Mr Morrison batted away questions about why the Liberal Party tore down a sitting prime minister.
"You are looking at two people who did not do that today and were very loyal and committed to the government that we were privileged to form part of," he said.
However, Mr Morrison acknowledged he must also work to heal a party left "battered and bruised" after a bitter insurrection.
"Today our team needs to look at the events of this week and how that has impacted on them," he said.
"Where there needs to be changes, they will be made. Where there needs to be continuity, that will be maintained."
The incoming prime minister paid tribute to the "noble, professional" way Mr Turnbull served the country.
"He is a great Australian who has contributed a great deal to this country and our party and our nation will be very grateful for his contribution," Mr Morrison said.
He also talked up the "rock star" contributions of Ms Bishop in driving foreign policy.
"I will be talking to her, obviously, about what role she would like to play in the government we will now seek to put together."
His leadership rival Mr Dutton will also be offered a ministry.
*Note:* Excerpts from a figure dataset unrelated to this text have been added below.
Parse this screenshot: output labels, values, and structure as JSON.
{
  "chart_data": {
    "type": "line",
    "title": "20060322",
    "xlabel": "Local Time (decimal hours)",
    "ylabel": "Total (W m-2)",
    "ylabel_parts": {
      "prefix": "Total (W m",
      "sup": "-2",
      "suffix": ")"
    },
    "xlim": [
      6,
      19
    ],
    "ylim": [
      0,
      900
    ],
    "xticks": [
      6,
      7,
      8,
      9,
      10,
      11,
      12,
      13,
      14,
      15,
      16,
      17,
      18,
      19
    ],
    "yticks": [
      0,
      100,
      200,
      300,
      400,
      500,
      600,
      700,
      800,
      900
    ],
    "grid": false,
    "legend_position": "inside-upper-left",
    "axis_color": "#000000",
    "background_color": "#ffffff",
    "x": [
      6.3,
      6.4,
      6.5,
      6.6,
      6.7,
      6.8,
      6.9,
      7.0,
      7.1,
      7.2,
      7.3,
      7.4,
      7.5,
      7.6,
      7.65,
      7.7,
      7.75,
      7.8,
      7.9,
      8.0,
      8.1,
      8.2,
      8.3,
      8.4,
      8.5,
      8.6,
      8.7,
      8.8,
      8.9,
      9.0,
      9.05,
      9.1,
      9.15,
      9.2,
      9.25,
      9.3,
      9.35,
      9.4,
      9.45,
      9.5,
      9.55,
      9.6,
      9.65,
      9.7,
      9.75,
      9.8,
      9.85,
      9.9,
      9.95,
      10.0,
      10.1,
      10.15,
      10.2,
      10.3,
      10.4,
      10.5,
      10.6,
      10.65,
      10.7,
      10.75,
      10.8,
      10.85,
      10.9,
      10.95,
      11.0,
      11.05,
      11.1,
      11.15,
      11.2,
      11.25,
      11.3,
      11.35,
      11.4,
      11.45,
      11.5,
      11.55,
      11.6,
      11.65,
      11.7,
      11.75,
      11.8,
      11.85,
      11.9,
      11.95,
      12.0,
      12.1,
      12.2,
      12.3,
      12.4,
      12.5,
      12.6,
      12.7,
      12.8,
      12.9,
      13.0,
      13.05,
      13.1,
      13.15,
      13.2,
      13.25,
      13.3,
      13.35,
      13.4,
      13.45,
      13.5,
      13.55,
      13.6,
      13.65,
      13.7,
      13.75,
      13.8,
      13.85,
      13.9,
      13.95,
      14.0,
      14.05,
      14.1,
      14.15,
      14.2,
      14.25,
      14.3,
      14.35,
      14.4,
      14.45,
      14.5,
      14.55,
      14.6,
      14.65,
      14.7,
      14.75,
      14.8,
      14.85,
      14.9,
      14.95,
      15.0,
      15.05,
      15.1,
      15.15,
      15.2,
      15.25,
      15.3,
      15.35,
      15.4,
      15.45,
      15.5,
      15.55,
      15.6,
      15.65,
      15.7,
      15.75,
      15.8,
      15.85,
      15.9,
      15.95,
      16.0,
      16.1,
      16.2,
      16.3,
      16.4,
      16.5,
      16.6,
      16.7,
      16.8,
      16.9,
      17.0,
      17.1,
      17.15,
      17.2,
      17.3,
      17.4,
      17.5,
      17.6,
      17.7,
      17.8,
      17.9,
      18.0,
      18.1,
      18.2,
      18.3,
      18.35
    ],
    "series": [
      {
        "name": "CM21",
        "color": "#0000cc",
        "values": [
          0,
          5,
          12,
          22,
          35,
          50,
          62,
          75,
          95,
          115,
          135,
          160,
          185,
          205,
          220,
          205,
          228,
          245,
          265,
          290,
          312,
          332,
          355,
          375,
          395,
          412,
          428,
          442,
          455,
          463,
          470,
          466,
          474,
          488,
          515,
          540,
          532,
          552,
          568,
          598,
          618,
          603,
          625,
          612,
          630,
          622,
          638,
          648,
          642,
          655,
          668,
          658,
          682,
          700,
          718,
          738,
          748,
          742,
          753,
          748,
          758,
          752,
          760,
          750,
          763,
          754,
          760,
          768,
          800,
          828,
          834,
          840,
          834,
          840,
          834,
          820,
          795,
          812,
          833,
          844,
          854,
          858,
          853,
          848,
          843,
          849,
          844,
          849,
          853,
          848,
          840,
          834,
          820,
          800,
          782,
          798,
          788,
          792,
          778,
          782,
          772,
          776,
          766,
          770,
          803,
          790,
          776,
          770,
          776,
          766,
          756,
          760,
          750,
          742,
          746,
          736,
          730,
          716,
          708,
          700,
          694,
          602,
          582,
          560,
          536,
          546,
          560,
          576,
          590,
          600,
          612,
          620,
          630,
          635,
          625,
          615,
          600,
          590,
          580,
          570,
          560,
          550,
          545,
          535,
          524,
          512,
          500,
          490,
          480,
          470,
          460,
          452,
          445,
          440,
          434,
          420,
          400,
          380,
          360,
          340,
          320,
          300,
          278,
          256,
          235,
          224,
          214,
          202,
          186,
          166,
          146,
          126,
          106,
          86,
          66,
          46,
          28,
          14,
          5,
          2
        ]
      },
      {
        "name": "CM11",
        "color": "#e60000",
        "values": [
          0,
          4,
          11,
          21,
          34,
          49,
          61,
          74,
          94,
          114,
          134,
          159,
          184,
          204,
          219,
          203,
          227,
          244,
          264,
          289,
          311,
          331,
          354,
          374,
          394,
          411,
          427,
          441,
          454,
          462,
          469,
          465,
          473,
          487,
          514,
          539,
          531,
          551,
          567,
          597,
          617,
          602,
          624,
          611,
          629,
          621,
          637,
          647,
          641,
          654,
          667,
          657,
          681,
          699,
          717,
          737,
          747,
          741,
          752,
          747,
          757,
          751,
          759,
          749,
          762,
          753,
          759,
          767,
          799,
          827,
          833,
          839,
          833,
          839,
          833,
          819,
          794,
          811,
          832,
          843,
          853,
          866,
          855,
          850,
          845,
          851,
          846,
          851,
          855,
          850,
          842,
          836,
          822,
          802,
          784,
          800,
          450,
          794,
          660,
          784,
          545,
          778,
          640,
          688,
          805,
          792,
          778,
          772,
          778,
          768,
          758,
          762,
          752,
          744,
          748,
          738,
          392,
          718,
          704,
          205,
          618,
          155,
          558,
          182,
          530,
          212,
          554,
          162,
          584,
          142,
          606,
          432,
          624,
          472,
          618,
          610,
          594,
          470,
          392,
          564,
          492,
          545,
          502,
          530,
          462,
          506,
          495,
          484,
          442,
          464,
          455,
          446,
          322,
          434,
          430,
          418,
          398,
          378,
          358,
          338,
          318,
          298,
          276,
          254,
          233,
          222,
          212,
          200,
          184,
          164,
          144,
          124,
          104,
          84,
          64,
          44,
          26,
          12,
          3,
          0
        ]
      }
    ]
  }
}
"I look forward, if he so chooses, for him to be playing a role in the government which I intend to lead," Mr Morrison said.
The incoming prime minister has named power prices, chronic illness, affordable medicines and small business among his key policy concerns.
"The work of government continues," he said.
Mr Morrison must now work out his ministerial line-up and redraft the coalition agreement with the National Party.
In the not too distant future, he will also need to prepare for a by-election in the inner Sydney seat of Wentworth when Mr Turnbull resigns.
"I look forward to my first electoral test as a government. I look forward to it, I relish it," Mr Morrison said.